Derive the ray-tracing equations governing the evolution of a wave packet $\phi(\mathbf{x}, t)=$ $A(\mathbf{x}, t) \exp \{i \psi(\mathbf{x}, t)\}$ in a slowly varying medium, stating the conditions under which the equations are valid.

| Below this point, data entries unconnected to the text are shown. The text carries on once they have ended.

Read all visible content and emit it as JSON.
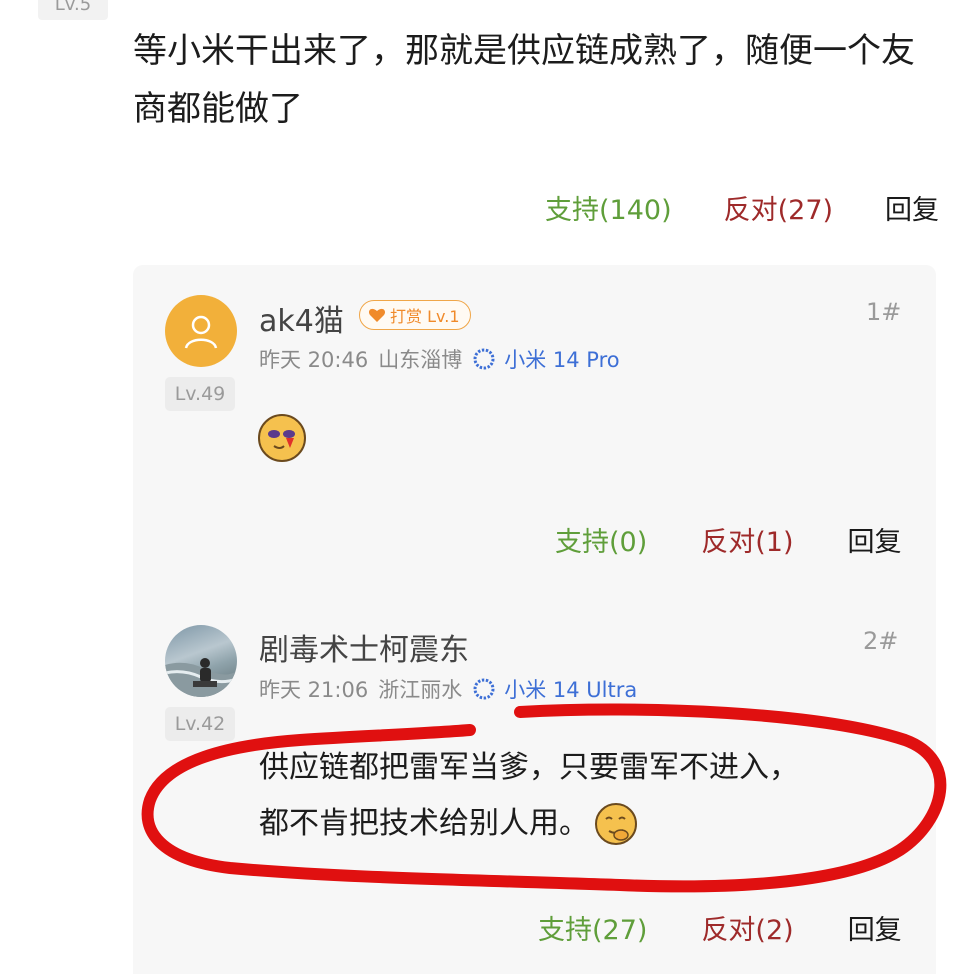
{
  "colors": {
    "support": "#5f9e3a",
    "oppose": "#9e2a2a",
    "device": "#3d6fd6",
    "avatar_bg": "#f2b03a",
    "circle": "#e01010"
  },
  "top": {
    "level": "Lv.5",
    "text": "等小米干出来了，那就是供应链成熟了，随便一个友商都能做了",
    "support": "支持(140)",
    "oppose": "反对(27)",
    "reply": "回复"
  },
  "replies": [
    {
      "username": "ak4猫",
      "badge": "打赏 Lv.1",
      "floor": "1#",
      "time": "昨天 20:46",
      "location": "山东淄博",
      "device": "小米 14 Pro",
      "level": "Lv.49",
      "support": "支持(0)",
      "oppose": "反对(1)",
      "reply": "回复",
      "avatar_icon": "person-icon"
    },
    {
      "username": "剧毒术士柯震东",
      "floor": "2#",
      "time": "昨天 21:06",
      "location": "浙江丽水",
      "device": "小米 14 Ultra",
      "level": "Lv.42",
      "text_line1": "供应链都把雷军当爹，只要雷军不进入，",
      "text_line2": "都不肯把技术给别人用。",
      "support": "支持(27)",
      "oppose": "反对(2)",
      "reply": "回复"
    }
  ]
}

Consider now a stationary obstacle in a steadily moving homogeneous two-dimensional medium which has the dispersion relation

$$\omega\left(k_{1}, k_{2}\right)=\alpha\left(k_{1}^{2}+k_{2}^{2}\right)^{1 / 4}-V k_{1}$$

where $(V, 0)$ is the velocity of the medium. The obstacle generates a steady wave system. Writing $\left(k_{1}, k_{2}\right)=\kappa(\cos \phi, \sin \phi)$, show that the wave satisfies

$$\kappa=\frac{\alpha^{2}}{V^{2} \cos ^{2} \phi}$$

Show that the group velocity of these waves can be expressed as

$$\mathbf{c}_{g}=V\left(\frac{1}{2} \cos ^{2} \phi-1, \frac{1}{2} \cos \phi \sin \phi\right) .$$

Deduce that the waves occupy a wedge of semi-angle $\sin ^{-1} \frac{1}{3}$ about the negative $x_{1}$-axis.